Yazata
Valued Senior Member
Worship is a feeling of reverence and adoration for a deity. Many worship God because he is God; The holy one who flows throughout reality. Many worship because God supposedly responds to the worship, God gave form to creation and loved it first.
Jesus says God is spirit and truth and we should worship God in spirit and truth. God is here to stay.
If one is going to think philosophically and investigate underlying foundations, it raises more questions than it answers.
What is a "deity"? How are 'deities' distinguished from everything that isn't a deity? Why is worshipping a deity so important, why isn't the deity's simple existence sufficient?
Compare 'God' with 'the Big Bang'. Seemingly physical reality is dependent on both of them. But nobody worships the Big Bang or builds temples to it.

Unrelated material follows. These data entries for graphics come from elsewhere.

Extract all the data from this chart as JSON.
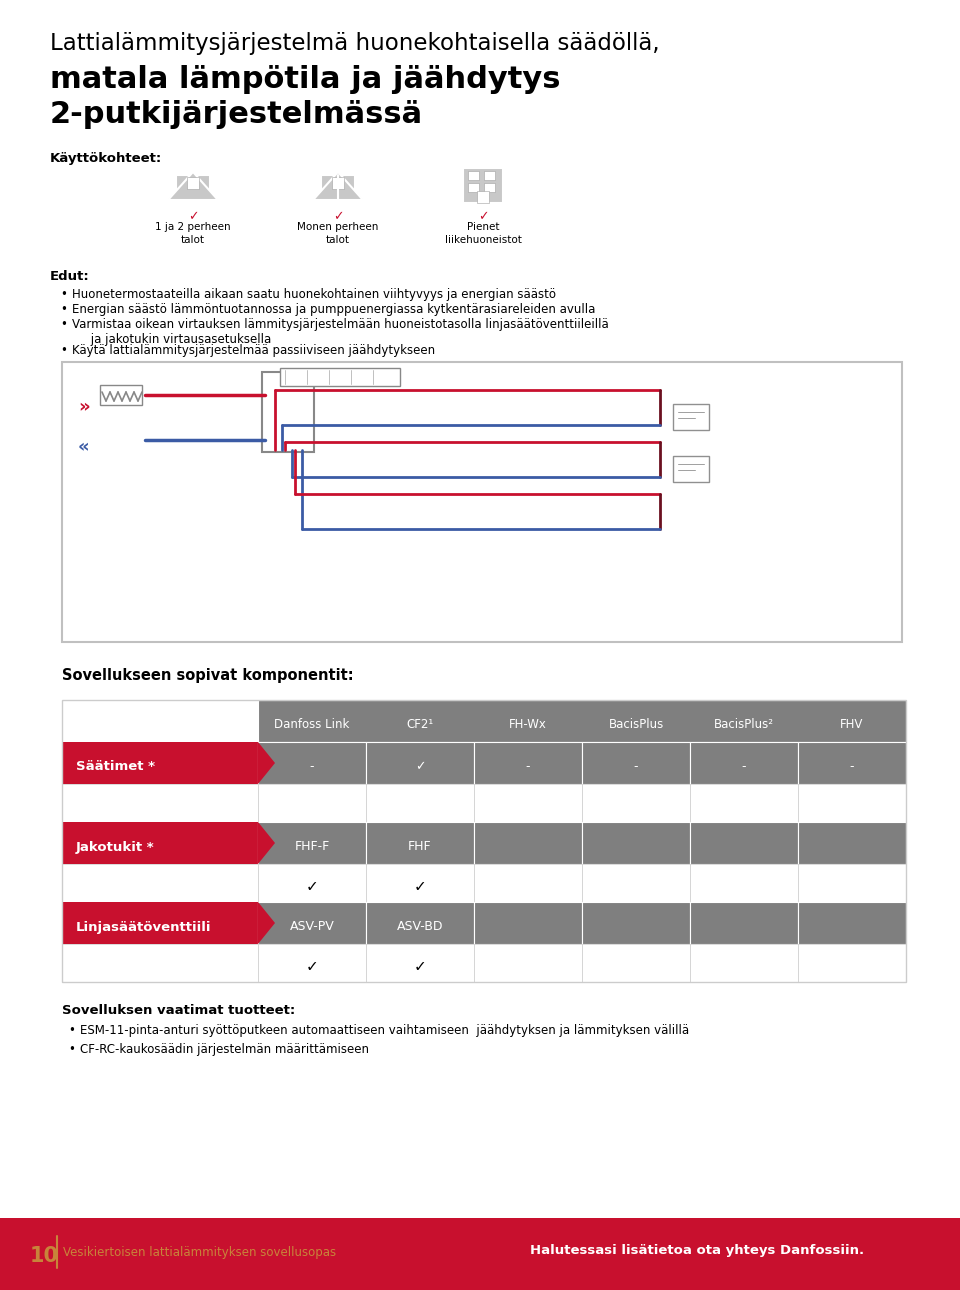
{
  "title_line1": "Lattialämmitysjärjestelmä huonekohtaisella säädöllä,",
  "title_line2": "matala lämpötila ja jäähdytys",
  "title_line3": "2-putkijärjestelmässä",
  "kayttokohteet_label": "Käyttökohteet:",
  "kayttokohteet_items": [
    "1 ja 2 perheen\ntalot",
    "Monen perheen\ntalot",
    "Pienet\nliikehuoneistot"
  ],
  "edut_label": "Edut:",
  "edut_items": [
    "Huonetermostaateilla aikaan saatu huonekohtainen viihtyvyys ja energian säästö",
    "Energian säästö lämmöntuotannossa ja pumppuenergiassa kytkentärasiareleiden avulla",
    "Varmistaa oikean virtauksen lämmitysjärjestelmään huoneistotasolla linjasäätöventtiileillä\n     ja jakotukin virtausasetuksella",
    "Käytä lattialämmitysjärjestelmää passiiviseen jäähdytykseen"
  ],
  "sovellukseen_label": "Sovellukseen sopivat komponentit:",
  "table_col_headers": [
    "Danfoss Link",
    "CF2¹",
    "FH-Wx",
    "BacisPlus",
    "BacisPlus²",
    "FHV"
  ],
  "table_rows": [
    {
      "label": "Säätimet *",
      "is_hdr": true,
      "data": [
        "-",
        "✓",
        "-",
        "-",
        "-",
        "-"
      ]
    },
    {
      "label": null,
      "is_hdr": false,
      "data": [
        "",
        "",
        "",
        "",
        "",
        ""
      ]
    },
    {
      "label": "Jakotukit *",
      "is_hdr": true,
      "data": [
        "FHF-F",
        "FHF",
        "",
        "",
        "",
        ""
      ]
    },
    {
      "label": null,
      "is_hdr": false,
      "data": [
        "✓",
        "✓",
        "",
        "",
        "",
        ""
      ]
    },
    {
      "label": "Linjasäätöventtiili",
      "is_hdr": true,
      "data": [
        "ASV-PV",
        "ASV-BD",
        "",
        "",
        "",
        ""
      ]
    },
    {
      "label": null,
      "is_hdr": false,
      "data": [
        "✓",
        "✓",
        "",
        "",
        "",
        ""
      ]
    }
  ],
  "vaatimat_label": "Sovelluksen vaatimat tuotteet:",
  "vaatimat_items": [
    "ESM-11-pinta-anturi syöttöputkeen automaattiseen vaihtamiseen  jäähdytyksen ja lämmityksen välillä",
    "CF-RC-kaukosäädin järjestelmän määrittämiseen"
  ],
  "footer_num": "10",
  "footer_text": "Vesikiertoisen lattialämmityksen sovellusopas",
  "footer_right": "Halutessasi lisätietoa ota yhteys Danfossiin.",
  "red": "#C8102E",
  "gray": "#7F7F7F",
  "lgray": "#C8C8C8",
  "white": "#FFFFFF",
  "orange": "#C8843A",
  "blue": "#3B5BA5",
  "dark_maroon": "#6B1020"
}
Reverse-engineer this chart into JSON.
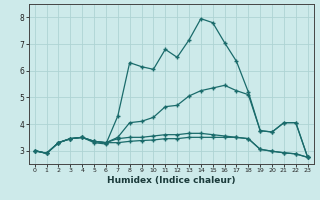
{
  "xlabel": "Humidex (Indice chaleur)",
  "xlim": [
    -0.5,
    23.5
  ],
  "ylim": [
    2.5,
    8.5
  ],
  "xticks": [
    0,
    1,
    2,
    3,
    4,
    5,
    6,
    7,
    8,
    9,
    10,
    11,
    12,
    13,
    14,
    15,
    16,
    17,
    18,
    19,
    20,
    21,
    22,
    23
  ],
  "yticks": [
    3,
    4,
    5,
    6,
    7,
    8
  ],
  "bg_color": "#cdeaea",
  "line_color": "#1a6b6b",
  "grid_color": "#aed4d4",
  "series": [
    [
      3.0,
      2.9,
      3.3,
      3.45,
      3.5,
      3.3,
      3.25,
      4.3,
      6.3,
      6.15,
      6.05,
      6.8,
      6.5,
      7.15,
      7.95,
      7.8,
      7.05,
      6.35,
      5.2,
      3.75,
      3.7,
      4.05,
      4.05,
      2.75
    ],
    [
      3.0,
      2.9,
      3.3,
      3.45,
      3.5,
      3.35,
      3.3,
      3.5,
      4.05,
      4.1,
      4.25,
      4.65,
      4.7,
      5.05,
      5.25,
      5.35,
      5.45,
      5.25,
      5.1,
      3.75,
      3.7,
      4.05,
      4.05,
      2.75
    ],
    [
      3.0,
      2.9,
      3.3,
      3.45,
      3.5,
      3.35,
      3.3,
      3.45,
      3.5,
      3.5,
      3.55,
      3.6,
      3.6,
      3.65,
      3.65,
      3.6,
      3.55,
      3.5,
      3.45,
      3.05,
      2.98,
      2.92,
      2.88,
      2.75
    ],
    [
      3.0,
      2.9,
      3.3,
      3.45,
      3.5,
      3.35,
      3.3,
      3.3,
      3.35,
      3.38,
      3.4,
      3.45,
      3.45,
      3.5,
      3.5,
      3.5,
      3.5,
      3.5,
      3.45,
      3.05,
      2.98,
      2.92,
      2.88,
      2.75
    ]
  ]
}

I am saying that humans have no clue as to what god is and will never fathom what the spirit is like until the time of departure. Then it will no longer be possible to covey understanding to another. For a god to exist I believe he would have to have a superior form that we humans couldn't probably begin to grasp.
That sounds like you are defining God as the transcendent. That which lies... beyond. I personally like that and often think in a similar way.
But the question remains, what distinguishes 'God' from 'the unknown', from 'whatever remains mysterious to humans'? What makes God a proper object of religious worship?
'God' seems to mix together the idea of 'mysterious' and perhaps 'impossible to put into words', with the idea of 'ultimate goodness and value', or 'best possible being', and with the idea of human personality that possesses intentions, motives and emotions. (And hence desires and responds to worship.)